Initially we are using e-book technology to market physical, printed books.
Think of it as pulling book previews out of the current data silos and instead scattering them throughout the Web.
A main goal of the company
is to develop and promote open standards
and free software for paginated, fixed-layout books.
With interoperable standards, tools could be built to work with books
from multiple repositories, some as small as a single book on a static Web site
(in extreme: simply a non-networked flash drive), and some containing petabytes of data in sophisticated server farms.
Currently on the Web, for fixed layout books, there is no interoperability
between archives/repositories/libraries and reader apps, except
BookDROP which was a good first step.
I actively participated in that standards effort, including coding up the reference implementation client, but BookDROP can be greatly improved upon.
I believe I know how to go about doing that, and it does not require all that much novel work.

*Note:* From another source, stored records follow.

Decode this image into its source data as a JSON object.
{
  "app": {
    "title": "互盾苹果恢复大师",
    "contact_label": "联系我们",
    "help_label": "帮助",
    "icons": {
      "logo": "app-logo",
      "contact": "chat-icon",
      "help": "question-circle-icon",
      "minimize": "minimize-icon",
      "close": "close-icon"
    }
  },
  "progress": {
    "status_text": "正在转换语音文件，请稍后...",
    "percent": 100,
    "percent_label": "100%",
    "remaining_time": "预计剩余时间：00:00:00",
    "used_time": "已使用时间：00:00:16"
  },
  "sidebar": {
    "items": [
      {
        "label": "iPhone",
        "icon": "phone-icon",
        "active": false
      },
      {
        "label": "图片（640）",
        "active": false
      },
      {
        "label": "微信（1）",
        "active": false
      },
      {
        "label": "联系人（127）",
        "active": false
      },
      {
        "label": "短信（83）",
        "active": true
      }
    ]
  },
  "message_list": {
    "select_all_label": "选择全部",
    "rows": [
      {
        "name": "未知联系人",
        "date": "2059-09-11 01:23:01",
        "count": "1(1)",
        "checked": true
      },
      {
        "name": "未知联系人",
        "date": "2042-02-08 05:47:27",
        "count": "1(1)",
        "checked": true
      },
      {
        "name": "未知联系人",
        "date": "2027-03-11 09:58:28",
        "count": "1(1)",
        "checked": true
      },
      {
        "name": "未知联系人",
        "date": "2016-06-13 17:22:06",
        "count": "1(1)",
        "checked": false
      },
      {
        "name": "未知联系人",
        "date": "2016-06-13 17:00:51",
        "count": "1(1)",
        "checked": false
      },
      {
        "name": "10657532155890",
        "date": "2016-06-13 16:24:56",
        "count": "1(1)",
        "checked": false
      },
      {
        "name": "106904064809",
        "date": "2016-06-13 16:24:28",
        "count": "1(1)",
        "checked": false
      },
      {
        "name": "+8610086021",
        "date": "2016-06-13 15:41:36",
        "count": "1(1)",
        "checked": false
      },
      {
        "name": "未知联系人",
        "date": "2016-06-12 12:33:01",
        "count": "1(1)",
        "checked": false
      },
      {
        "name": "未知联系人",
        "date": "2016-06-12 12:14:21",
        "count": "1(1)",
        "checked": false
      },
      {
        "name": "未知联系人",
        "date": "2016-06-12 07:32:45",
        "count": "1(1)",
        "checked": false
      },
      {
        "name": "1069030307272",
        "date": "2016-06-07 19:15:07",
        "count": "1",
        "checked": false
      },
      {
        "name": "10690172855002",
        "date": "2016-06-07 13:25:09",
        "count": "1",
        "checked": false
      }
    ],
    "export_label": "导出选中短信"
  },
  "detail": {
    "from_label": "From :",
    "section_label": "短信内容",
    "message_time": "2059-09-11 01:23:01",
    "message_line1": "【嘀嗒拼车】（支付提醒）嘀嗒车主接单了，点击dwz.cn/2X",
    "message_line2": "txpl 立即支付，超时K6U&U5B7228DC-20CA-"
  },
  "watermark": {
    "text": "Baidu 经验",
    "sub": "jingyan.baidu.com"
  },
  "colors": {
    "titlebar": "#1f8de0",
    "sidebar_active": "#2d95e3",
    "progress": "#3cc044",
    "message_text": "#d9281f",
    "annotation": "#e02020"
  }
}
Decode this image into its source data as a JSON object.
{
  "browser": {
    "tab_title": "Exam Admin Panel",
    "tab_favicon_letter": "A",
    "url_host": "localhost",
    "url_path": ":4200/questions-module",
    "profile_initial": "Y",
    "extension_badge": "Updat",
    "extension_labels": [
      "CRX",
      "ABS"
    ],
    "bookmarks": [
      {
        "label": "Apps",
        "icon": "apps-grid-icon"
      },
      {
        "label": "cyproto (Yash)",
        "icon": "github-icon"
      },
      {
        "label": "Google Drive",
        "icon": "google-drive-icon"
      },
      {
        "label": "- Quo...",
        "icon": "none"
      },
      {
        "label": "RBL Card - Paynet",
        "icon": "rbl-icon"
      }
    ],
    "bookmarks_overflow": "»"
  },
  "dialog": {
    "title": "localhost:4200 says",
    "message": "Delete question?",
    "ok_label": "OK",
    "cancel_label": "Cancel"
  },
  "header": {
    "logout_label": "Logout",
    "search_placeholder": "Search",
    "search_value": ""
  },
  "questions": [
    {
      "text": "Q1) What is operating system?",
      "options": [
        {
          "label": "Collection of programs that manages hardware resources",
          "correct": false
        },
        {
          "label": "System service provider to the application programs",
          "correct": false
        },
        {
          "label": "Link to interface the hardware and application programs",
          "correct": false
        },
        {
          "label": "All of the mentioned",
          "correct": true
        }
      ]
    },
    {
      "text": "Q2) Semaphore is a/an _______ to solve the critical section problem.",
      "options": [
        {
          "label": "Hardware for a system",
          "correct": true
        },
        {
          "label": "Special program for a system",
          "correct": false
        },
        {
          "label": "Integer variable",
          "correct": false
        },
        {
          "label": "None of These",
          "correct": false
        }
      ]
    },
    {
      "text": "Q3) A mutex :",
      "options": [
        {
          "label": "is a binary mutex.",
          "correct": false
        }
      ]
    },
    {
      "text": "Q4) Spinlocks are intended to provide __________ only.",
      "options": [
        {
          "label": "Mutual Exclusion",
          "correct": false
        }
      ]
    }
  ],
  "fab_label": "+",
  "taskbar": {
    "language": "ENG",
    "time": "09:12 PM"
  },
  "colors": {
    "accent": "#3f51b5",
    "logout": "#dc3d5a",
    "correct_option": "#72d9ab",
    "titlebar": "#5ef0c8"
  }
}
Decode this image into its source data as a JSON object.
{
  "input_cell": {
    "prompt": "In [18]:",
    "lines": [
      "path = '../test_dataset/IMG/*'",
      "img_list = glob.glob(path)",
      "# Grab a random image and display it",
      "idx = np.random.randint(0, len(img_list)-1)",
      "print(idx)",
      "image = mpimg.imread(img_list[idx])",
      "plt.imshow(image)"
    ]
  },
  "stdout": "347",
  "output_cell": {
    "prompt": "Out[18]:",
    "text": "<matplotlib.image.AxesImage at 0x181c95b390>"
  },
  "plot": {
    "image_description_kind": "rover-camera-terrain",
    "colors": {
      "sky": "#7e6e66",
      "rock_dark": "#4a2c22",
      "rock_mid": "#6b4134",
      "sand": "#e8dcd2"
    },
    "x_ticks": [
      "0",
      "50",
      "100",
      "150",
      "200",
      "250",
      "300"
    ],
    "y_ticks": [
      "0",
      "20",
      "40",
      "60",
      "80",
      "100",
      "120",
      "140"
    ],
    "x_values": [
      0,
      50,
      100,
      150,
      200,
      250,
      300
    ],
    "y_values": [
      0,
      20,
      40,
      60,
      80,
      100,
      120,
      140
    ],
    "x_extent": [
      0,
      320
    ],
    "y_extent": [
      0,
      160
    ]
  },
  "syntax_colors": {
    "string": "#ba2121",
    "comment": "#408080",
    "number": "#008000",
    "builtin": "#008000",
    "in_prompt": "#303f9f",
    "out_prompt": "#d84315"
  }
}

Long term, think about this:
all the pages of all the books ever
published can be scanned (in high resolution) in less than 100 petabyte. Currently that can be squeezed
into a bunch of 40 foot shipping containers
[1],
[2] and
is very complicated to maintain.
Ten years from now, that will fit on a desktop. Yes, high quality wireless will be ubiquitous but caching will
also be greatly improved and if all the books are in a P2P/Freenet
type system, then privacy of reading will be enhanced.
The library of physical books can and should consist of first class Web object spread throughout the Web.
The current situation of proprietary readers and data silos viewable through the Web is no longer required.
Let's change that and see what happens.